Le vol de Nadine Morano autour d’un nid de gyrophares


Du camion de laitier embouti par Valéry Giscard d’Estaing au piéton que le convoi de Nadine Morano a envoyé à l’hôpital, dans le coma, voici quelques jours, il y a une gradation qui mérite peut-être qu’on y réfléchisse au-delà de l’accumulation des boulettes de ce ministre qui semble décidément porter la poisse à M. Sarkozy.

En Angleterre même la Reine ne se déplace jamais de la manière des convois officiels français, toutes sirènes hurlantes et motards sifflets au bec. Il est vrai que le très francophile Tony Blair avait introduit cette pratique dans son pays, mais même dans son cas, le scandale s’était limité à l’utilisation, par son convoi, d’une file réservée aux bus.

Le Parisien, lui, est habitué au passage de ces convois roulant à toute vitesse et presque toujours au mépris de toutes les règles de la circulation, voire de la plus élémentaire prudence. Les chauffeurs affectés aux cabinets ministériels m’ont raconté la formation qu’ils reçoivent censée leur permettre de rouler ainsi sans compromettre la sécurité de leurs passagers et des personnes qui croisent leur route. Et de fait, les accidents sont plutôt rares, même si tous n’ont pas les honneurs du Canard enchaîné: n’est pas Mme Morano qui veut, surtout que le convoi en question avait dans un premier temps été présenté, — dans l’espoir évident d’étouffer l’affaire, — comme un « convoi judiciaire ».

Pour autant, si les Français savaient par qui ces convois sont utilisés, et surtout pour quel usage, je crois qu’un débat salutaire surgirait autour de cette pratique assez scandaleuse. Il m’est souvent arrivé, voyageant à bord de voitures officielles avec de simples membres de cabinets ministériels, de voir ces derniers plaquer d’office un gyrophare sur le toit, — tout en rabattant la plaquette lumineuse « POLICE » contre le pare-brise, — et jouer aux apprentis zorros alors que ni leurs fonctions, ni la nature du déplacement, ni l’urgence ne le justifiaient. Certains allaient jusqu’à utiliser ces dispositifs pour leurs déplacements personnels.

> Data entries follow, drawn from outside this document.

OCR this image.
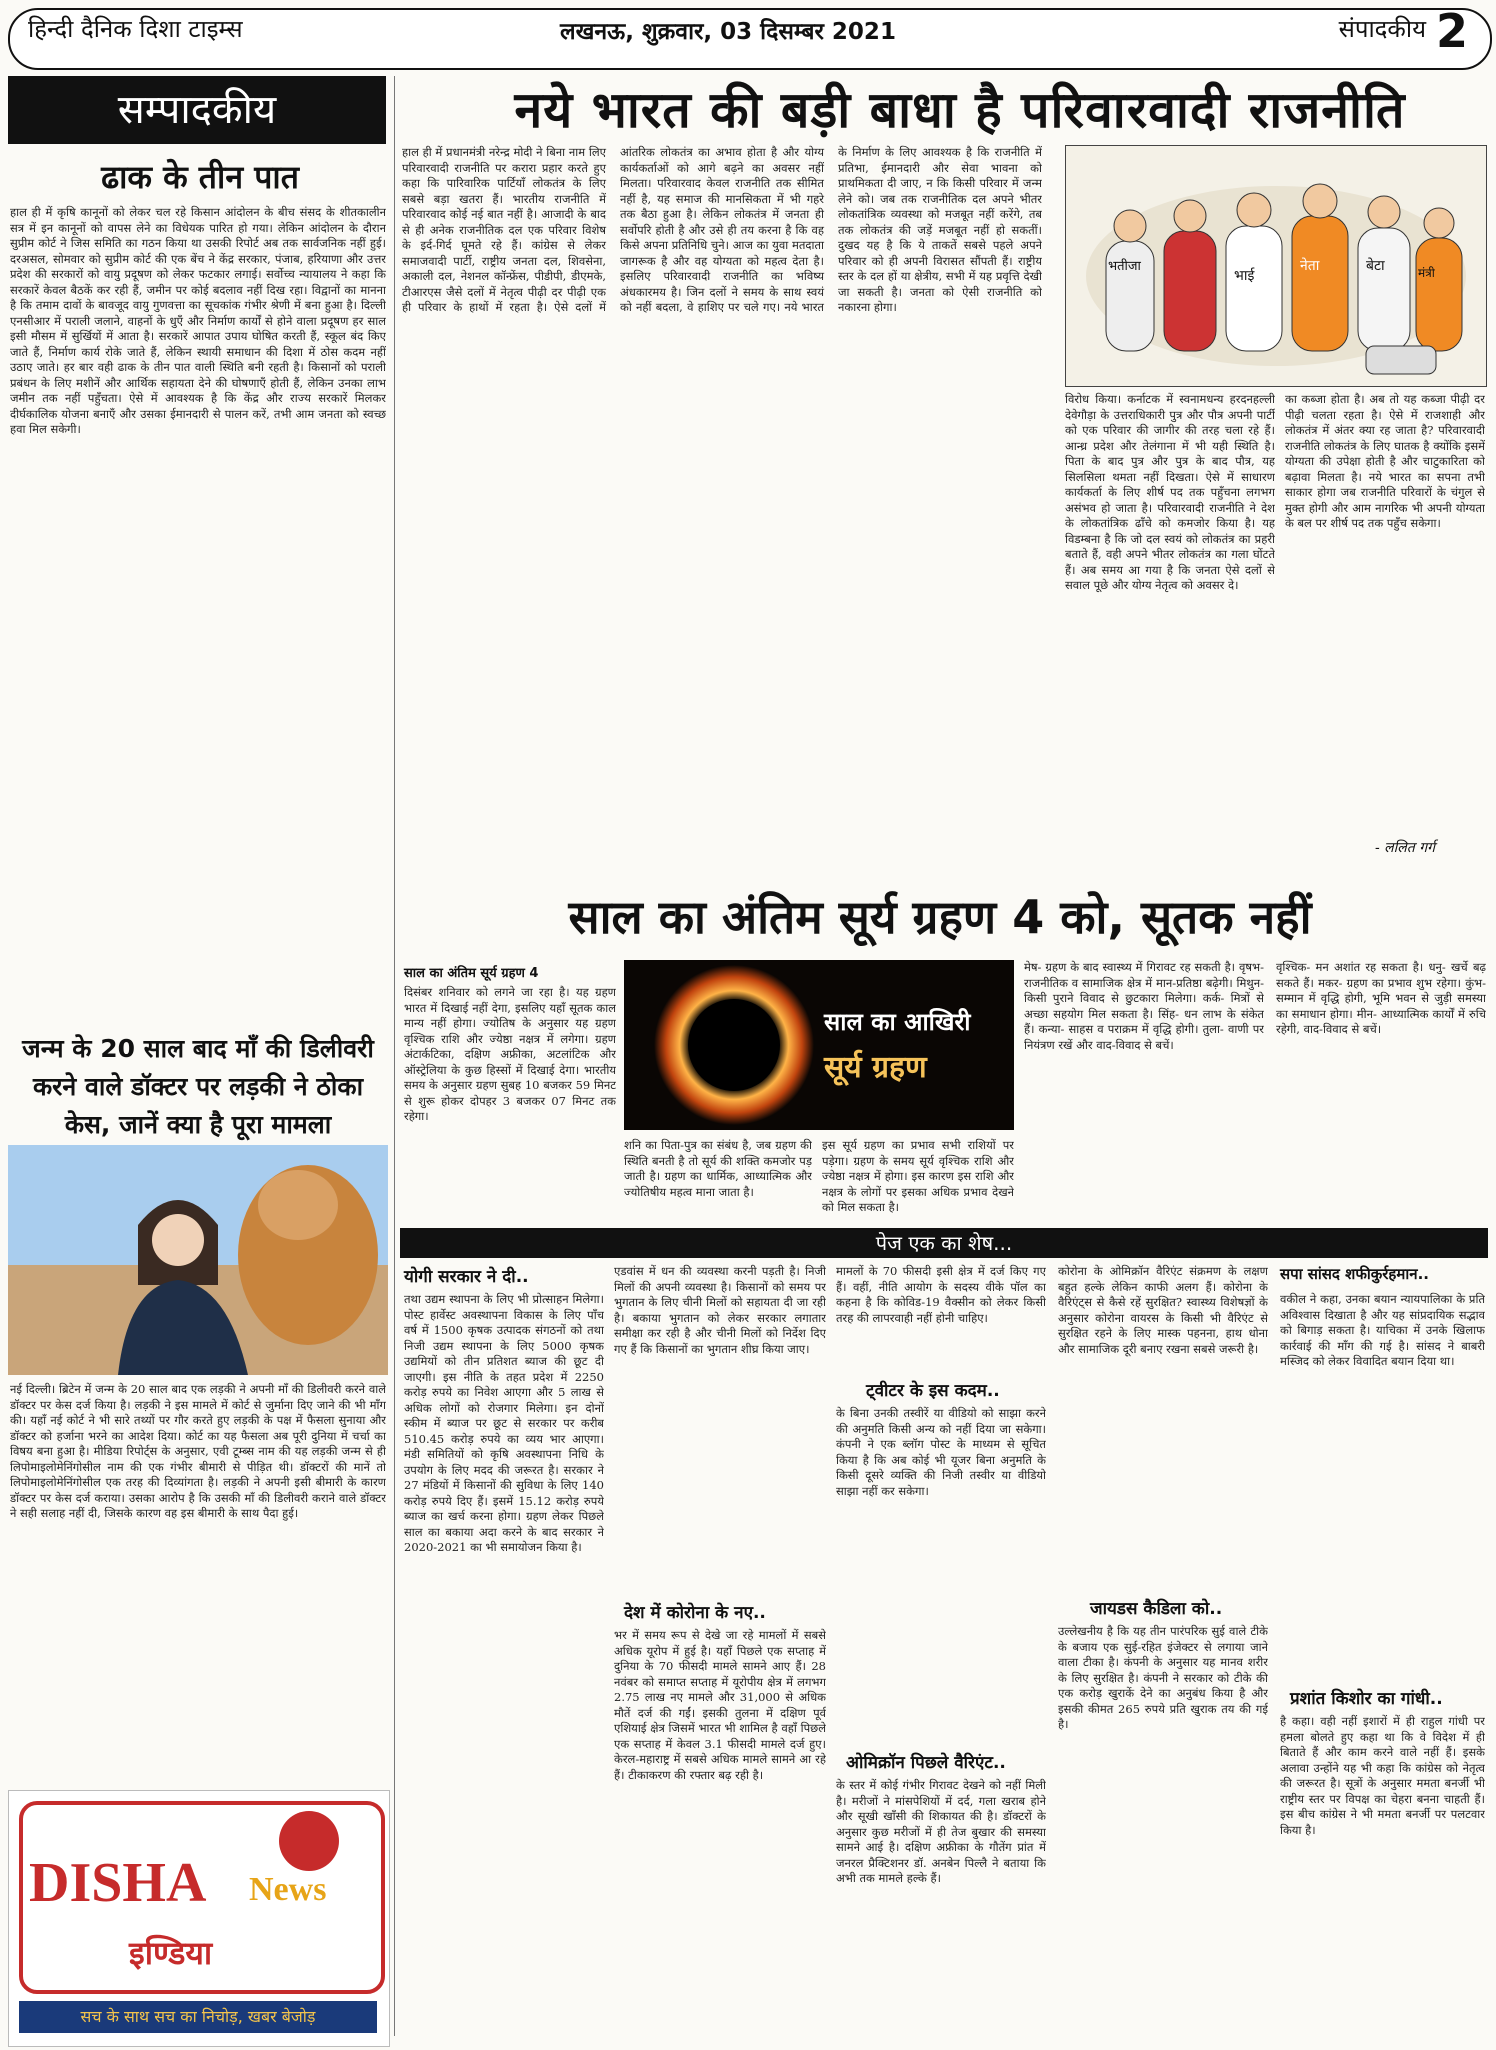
हिन्दी दैनिक दिशा टाइम्स	लखनऊ, शुक्रवार, 03 दिसम्बर 2021	संपादकीय 2
सम्पादकीय
ढाक के तीन पात
हाल ही में कृषि कानूनों को लेकर चल रहे किसान आंदोलन के बीच संसद के शीतकालीन सत्र में इन कानूनों को वापस लेने का विधेयक पारित हो गया। लेकिन आंदोलन के दौरान सुप्रीम कोर्ट ने जिस समिति का गठन किया था उसकी रिपोर्ट अब तक सार्वजनिक नहीं हुई। दरअसल, सोमवार को सुप्रीम कोर्ट की एक बेंच ने केंद्र सरकार, पंजाब, हरियाणा और उत्तर प्रदेश की सरकारों को वायु प्रदूषण को लेकर फटकार लगाई। सर्वोच्च न्यायालय ने कहा कि सरकारें केवल बैठकें कर रही हैं, जमीन पर कोई बदलाव नहीं दिख रहा। विद्वानों का मानना है कि तमाम दावों के बावजूद वायु गुणवत्ता का सूचकांक गंभीर श्रेणी में बना हुआ है। दिल्ली एनसीआर में पराली जलाने, वाहनों के धुएँ और निर्माण कार्यों से होने वाला प्रदूषण हर साल इसी मौसम में सुर्खियों में आता है। सरकारें आपात उपाय घोषित करती हैं, स्कूल बंद किए जाते हैं, निर्माण कार्य रोके जाते हैं, लेकिन स्थायी समाधान की दिशा में ठोस कदम नहीं उठाए जाते। हर बार वही ढाक के तीन पात वाली स्थिति बनी रहती है। किसानों को पराली प्रबंधन के लिए मशीनें और आर्थिक सहायता देने की घोषणाएँ होती हैं, लेकिन उनका लाभ जमीन तक नहीं पहुँचता। ऐसे में आवश्यक है कि केंद्र और राज्य सरकारें मिलकर दीर्घकालिक योजना बनाएँ और उसका ईमानदारी से पालन करें, तभी आम जनता को स्वच्छ हवा मिल सकेगी।
नये भारत की बड़ी बाधा है परिवारवादी राजनीति
हाल ही में प्रधानमंत्री नरेन्द्र मोदी ने बिना नाम लिए परिवारवादी राजनीति पर करारा प्रहार करते हुए कहा कि पारिवारिक पार्टियाँ लोकतंत्र के लिए सबसे बड़ा खतरा हैं। भारतीय राजनीति में परिवारवाद कोई नई बात नहीं है। आजादी के बाद से ही अनेक राजनीतिक दल एक परिवार विशेष के इर्द-गिर्द घूमते रहे हैं। कांग्रेस से लेकर समाजवादी पार्टी, राष्ट्रीय जनता दल, शिवसेना, अकाली दल, नेशनल कॉन्फ्रेंस, पीडीपी, डीएमके, टीआरएस जैसे दलों में नेतृत्व पीढ़ी दर पीढ़ी एक ही परिवार के हाथों में रहता है। ऐसे दलों में आंतरिक लोकतंत्र का अभाव होता है और योग्य कार्यकर्ताओं को आगे बढ़ने का अवसर नहीं मिलता। परिवारवाद केवल राजनीति तक सीमित नहीं है, यह समाज की मानसिकता में भी गहरे तक बैठा हुआ है। लेकिन लोकतंत्र में जनता ही सर्वोपरि होती है और उसे ही तय करना है कि वह किसे अपना प्रतिनिधि चुने। आज का युवा मतदाता जागरूक है और वह योग्यता को महत्व देता है। इसलिए परिवारवादी राजनीति का भविष्य अंधकारमय है। जिन दलों ने समय के साथ स्वयं को नहीं बदला, वे हाशिए पर चले गए। नये भारत के निर्माण के लिए आवश्यक है कि राजनीति में प्रतिभा, ईमानदारी और सेवा भावना को प्राथमिकता दी जाए, न कि किसी परिवार में जन्म लेने को। जब तक राजनीतिक दल अपने भीतर लोकतांत्रिक व्यवस्था को मजबूत नहीं करेंगे, तब तक लोकतंत्र की जड़ें मजबूत नहीं हो सकतीं। दुखद यह है कि ये ताकतें सबसे पहले अपने परिवार को ही अपनी विरासत सौंपती हैं। राष्ट्रीय स्तर के दल हों या क्षेत्रीय, सभी में यह प्रवृत्ति देखी जा सकती है। जनता को ऐसी राजनीति को नकारना होगा।
भतीजा
भाई
नेता	बेटा	मंत्री
विरोध किया। कर्नाटक में स्वनामधन्य हरदनहल्ली देवेगौड़ा के उत्तराधिकारी पुत्र और पौत्र अपनी पार्टी को एक परिवार की जागीर की तरह चला रहे हैं। आन्ध्र प्रदेश और तेलंगाना में भी यही स्थिति है। पिता के बाद पुत्र और पुत्र के बाद पौत्र, यह सिलसिला थमता नहीं दिखता। ऐसे में साधारण कार्यकर्ता के लिए शीर्ष पद तक पहुँचना लगभग असंभव हो जाता है। परिवारवादी राजनीति ने देश के लोकतांत्रिक ढाँचे को कमजोर किया है। यह विडम्बना है कि जो दल स्वयं को लोकतंत्र का प्रहरी बताते हैं, वही अपने भीतर लोकतंत्र का गला घोंटते हैं। अब समय आ गया है कि जनता ऐसे दलों से सवाल पूछे और योग्य नेतृत्व को अवसर दे।
का कब्जा होता है। अब तो यह कब्जा पीढ़ी दर पीढ़ी चलता रहता है। ऐसे में राजशाही और लोकतंत्र में अंतर क्या रह जाता है? परिवारवादी राजनीति लोकतंत्र के लिए घातक है क्योंकि इसमें योग्यता की उपेक्षा होती है और चाटुकारिता को बढ़ावा मिलता है। नये भारत का सपना तभी साकार होगा जब राजनीति परिवारों के चंगुल से मुक्त होगी और आम नागरिक भी अपनी योग्यता के बल पर शीर्ष पद तक पहुँच सकेगा।
- ललित गर्ग
साल का अंतिम सूर्य ग्रहण 4 को, सूतक नहीं
साल का अंतिम सूर्य ग्रहण 4
दिसंबर शनिवार को लगने जा रहा है। यह ग्रहण भारत में दिखाई नहीं देगा, इसलिए यहाँ सूतक काल मान्य नहीं होगा। ज्योतिष के अनुसार यह ग्रहण वृश्चिक राशि और ज्येष्ठा नक्षत्र में लगेगा। ग्रहण अंटार्कटिका, दक्षिण अफ्रीका, अटलांटिक और ऑस्ट्रेलिया के कुछ हिस्सों में दिखाई देगा। भारतीय समय के अनुसार ग्रहण सुबह 10 बजकर 59 मिनट से शुरू होकर दोपहर 3 बजकर 07 मिनट तक रहेगा।
साल का आखिरी
सूर्य ग्रहण
शनि का पिता-पुत्र का संबंध है, जब ग्रहण की स्थिति बनती है तो सूर्य की शक्ति कमजोर पड़ जाती है। ग्रहण का धार्मिक, आध्यात्मिक और ज्योतिषीय महत्व माना जाता है।
इस सूर्य ग्रहण का प्रभाव सभी राशियों पर पड़ेगा। ग्रहण के समय सूर्य वृश्चिक राशि और ज्येष्ठा नक्षत्र में होगा। इस कारण इस राशि और नक्षत्र के लोगों पर इसका अधिक प्रभाव देखने को मिल सकता है।
मेष- ग्रहण के बाद स्वास्थ्य में गिरावट रह सकती है। वृषभ- राजनीतिक व सामाजिक क्षेत्र में मान-प्रतिष्ठा बढ़ेगी। मिथुन- किसी पुराने विवाद से छुटकारा मिलेगा। कर्क- मित्रों से अच्छा सहयोग मिल सकता है। सिंह- धन लाभ के संकेत हैं। कन्या- साहस व पराक्रम में वृद्धि होगी। तुला- वाणी पर नियंत्रण रखें और वाद-विवाद से बचें।
वृश्चिक- मन अशांत रह सकता है। धनु- खर्चे बढ़ सकते हैं। मकर- ग्रहण का प्रभाव शुभ रहेगा। कुंभ- सम्मान में वृद्धि होगी, भूमि भवन से जुड़ी समस्या का समाधान होगा। मीन- आध्यात्मिक कार्यों में रुचि रहेगी, वाद-विवाद से बचें।
पेज एक का शेष...
जन्म के 20 साल बाद माँ की डिलीवरी करने वाले डॉक्टर पर लड़की ने ठोका केस, जानें क्या है पूरा मामला
नई दिल्ली। ब्रिटेन में जन्म के 20 साल बाद एक लड़की ने अपनी माँ की डिलीवरी करने वाले डॉक्टर पर केस दर्ज किया है। लड़की ने इस मामले में कोर्ट से जुर्माना दिए जाने की भी माँग की। यहाँ नई कोर्ट ने भी सारे तथ्यों पर गौर करते हुए लड़की के पक्ष में फैसला सुनाया और डॉक्टर को हर्जाना भरने का आदेश दिया। कोर्ट का यह फैसला अब पूरी दुनिया में चर्चा का विषय बना हुआ है। मीडिया रिपोर्ट्स के अनुसार, एवी टूम्ब्स नाम की यह लड़की जन्म से ही लिपोमाइलोमेनिंगोसील नाम की एक गंभीर बीमारी से पीड़ित थी। डॉक्टरों की मानें तो लिपोमाइलोमेनिंगोसील एक तरह की दिव्यांगता है। लड़की ने अपनी इसी बीमारी के कारण डॉक्टर पर केस दर्ज कराया। उसका आरोप है कि उसकी माँ की डिलीवरी कराने वाले डॉक्टर ने सही सलाह नहीं दी, जिसके कारण वह इस बीमारी के साथ पैदा हुई।
DISHA News
इण्डिया
सच के साथ सच का निचोड़, खबर बेजोड़
योगी सरकार ने दी..
तथा उद्यम स्थापना के लिए भी प्रोत्साहन मिलेगा। पोस्ट हार्वेस्ट अवस्थापना विकास के लिए पाँच वर्ष में 1500 कृषक उत्पादक संगठनों को तथा निजी उद्यम स्थापना के लिए 5000 कृषक उद्यमियों को तीन प्रतिशत ब्याज की छूट दी जाएगी। इस नीति के तहत प्रदेश में 2250 करोड़ रुपये का निवेश आएगा और 5 लाख से अधिक लोगों को रोजगार मिलेगा। इन दोनों स्कीम में ब्याज पर छूट से सरकार पर करीब 510.45 करोड़ रुपये का व्यय भार आएगा। मंडी समितियों को कृषि अवस्थापना निधि के उपयोग के लिए मदद की जरूरत है। सरकार ने 27 मंडियों में किसानों की सुविधा के लिए 140 करोड़ रुपये दिए हैं। इसमें 15.12 करोड़ रुपये ब्याज का खर्च करना होगा। ग्रहण लेकर पिछले साल का बकाया अदा करने के बाद सरकार ने 2020-2021 का भी समायोजन किया है।
एडवांस में धन की व्यवस्था करनी पड़ती है। निजी मिलों की अपनी व्यवस्था है। किसानों को समय पर भुगतान के लिए चीनी मिलों को सहायता दी जा रही है। बकाया भुगतान को लेकर सरकार लगातार समीक्षा कर रही है और चीनी मिलों को निर्देश दिए गए हैं कि किसानों का भुगतान शीघ्र किया जाए।
देश में कोरोना के नए..
भर में समय रूप से देखे जा रहे मामलों में सबसे अधिक यूरोप में हुई है। यहाँ पिछले एक सप्ताह में दुनिया के 70 फीसदी मामले सामने आए हैं। 28 नवंबर को समाप्त सप्ताह में यूरोपीय क्षेत्र में लगभग 2.75 लाख नए मामले और 31,000 से अधिक मौतें दर्ज की गईं। इसकी तुलना में दक्षिण पूर्व एशियाई क्षेत्र जिसमें भारत भी शामिल है वहाँ पिछले एक सप्ताह में केवल 3.1 फीसदी मामले दर्ज हुए। केरल-महाराष्ट्र में सबसे अधिक मामले सामने आ रहे हैं। टीकाकरण की रफ्तार बढ़ रही है।
मामलों के 70 फीसदी इसी क्षेत्र में दर्ज किए गए हैं। वहीं, नीति आयोग के सदस्य वीके पॉल का कहना है कि कोविड-19 वैक्सीन को लेकर किसी तरह की लापरवाही नहीं होनी चाहिए।
ट्वीटर के इस कदम..
के बिना उनकी तस्वीरें या वीडियो को साझा करने की अनुमति किसी अन्य को नहीं दिया जा सकेगा। कंपनी ने एक ब्लॉग पोस्ट के माध्यम से सूचित किया है कि अब कोई भी यूजर बिना अनुमति के किसी दूसरे व्यक्ति की निजी तस्वीर या वीडियो साझा नहीं कर सकेगा।
ओमिक्रॉन पिछले वैरिएंट..
के स्तर में कोई गंभीर गिरावट देखने को नहीं मिली है। मरीजों ने मांसपेशियों में दर्द, गला खराब होने और सूखी खाँसी की शिकायत की है। डॉक्टरों के अनुसार कुछ मरीजों में ही तेज बुखार की समस्या सामने आई है। दक्षिण अफ्रीका के गौतेंग प्रांत में जनरल प्रैक्टिशनर डॉ. अनबेन पिल्लै ने बताया कि अभी तक मामले हल्के हैं।
कोरोना के ओमिक्रॉन वैरिएंट संक्रमण के लक्षण बहुत हल्के लेकिन काफी अलग हैं। कोरोना के वैरिएंट्स से कैसे रहें सुरक्षित? स्वास्थ्य विशेषज्ञों के अनुसार कोरोना वायरस के किसी भी वैरिएंट से सुरक्षित रहने के लिए मास्क पहनना, हाथ धोना और सामाजिक दूरी बनाए रखना सबसे जरूरी है।
जायडस कैडिला को..
उल्लेखनीय है कि यह तीन पारंपरिक सुई वाले टीके के बजाय एक सुई-रहित इंजेक्टर से लगाया जाने वाला टीका है। कंपनी के अनुसार यह मानव शरीर के लिए सुरक्षित है। कंपनी ने सरकार को टीके की एक करोड़ खुराकें देने का अनुबंध किया है और इसकी कीमत 265 रुपये प्रति खुराक तय की गई है।
सपा सांसद शफीकुर्रहमान..
वकील ने कहा, उनका बयान न्यायपालिका के प्रति अविश्वास दिखाता है और यह सांप्रदायिक सद्भाव को बिगाड़ सकता है। याचिका में उनके खिलाफ कार्रवाई की माँग की गई है। सांसद ने बाबरी मस्जिद को लेकर विवादित बयान दिया था।
प्रशांत किशोर का गांधी..
है कहा। वही नहीं इशारों में ही राहुल गांधी पर हमला बोलते हुए कहा था कि वे विदेश में ही बिताते हैं और काम करने वाले नहीं हैं। इसके अलावा उन्होंने यह भी कहा कि कांग्रेस को नेतृत्व की जरूरत है। सूत्रों के अनुसार ममता बनर्जी भी राष्ट्रीय स्तर पर विपक्ष का चेहरा बनना चाहती हैं। इस बीच कांग्रेस ने भी ममता बनर्जी पर पलटवार किया है।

Ces écarts, survenant à la fin du second mandat de Jacques Chirac qui avait été mieux inspiré lors de la première cohabitation (je crois savoir qu’il avait alors demandé à ses ministres, justement, de ne pas utiliser le gyrophare), ne sont pas grand chose à côté de ce que sont devenus les convois sous celui de Nicolas Sarkozy. Simple ministre de l’Intérieur, ce dernier ne sortait pas de la place Beauvau sans un convoi de plusieurs dizaines de voitures, sirènes hurlantes, à la stupéfaction d’un voisinage qui en avait pourtant vu d’autres. Le faubourg Saint-Honoré, où j’habitais alors, était régulièrement totalement bloqué par ces gamineries.

Autre pratique frisant le grotesque, le goût des membres du Gouvernement et de leurs entourages pour les voyages en avion, même lorsqu’ils représentent une absurdité logistique. Ainsi le Canard enchaîné nous apprend que Mme Morano se rendait… à Toul :

A peine le temps de monter et de descendre. En TGV, Nancy est à une heure et demie mais un aéronef siglé République française, c’est beaucoup plus classe.

Je me souviens de la visite en province — à moins de deux cents kilomètres de Paris ! — que m’avait racontée un collègue, du Premier ministre accompagné d’un autre membre du Gouvernement (à l’époque, on était en chiraquie et le président de la République ne faisait pas encore tout). Ils étaient partis en voiture et ils étaient revenus en avion en oubliant d’ailleurs mon camarade sur place, si bien qu’il a dû se résoudre à rentrer tout seul avec le convoi des voitures. Comme il était agacé, il est monté dans la voiture du Premier ministre, pour voir quel effet cela faisait. Au début, me disait-il, on est bien. On se sent un peu PM :

Puis j’ai allumé la radio et je me suis rendu compte qu’il n’y avait que de mauvaises nouvelles, du point du vue du PM. Cela m’a rafraichi. Puis nous sommes arrivés à Matignon, presque au même moment que les passagers de l’avion, si bien que les huissiers ont été un peu surpris de me voir arriver escorté de motards.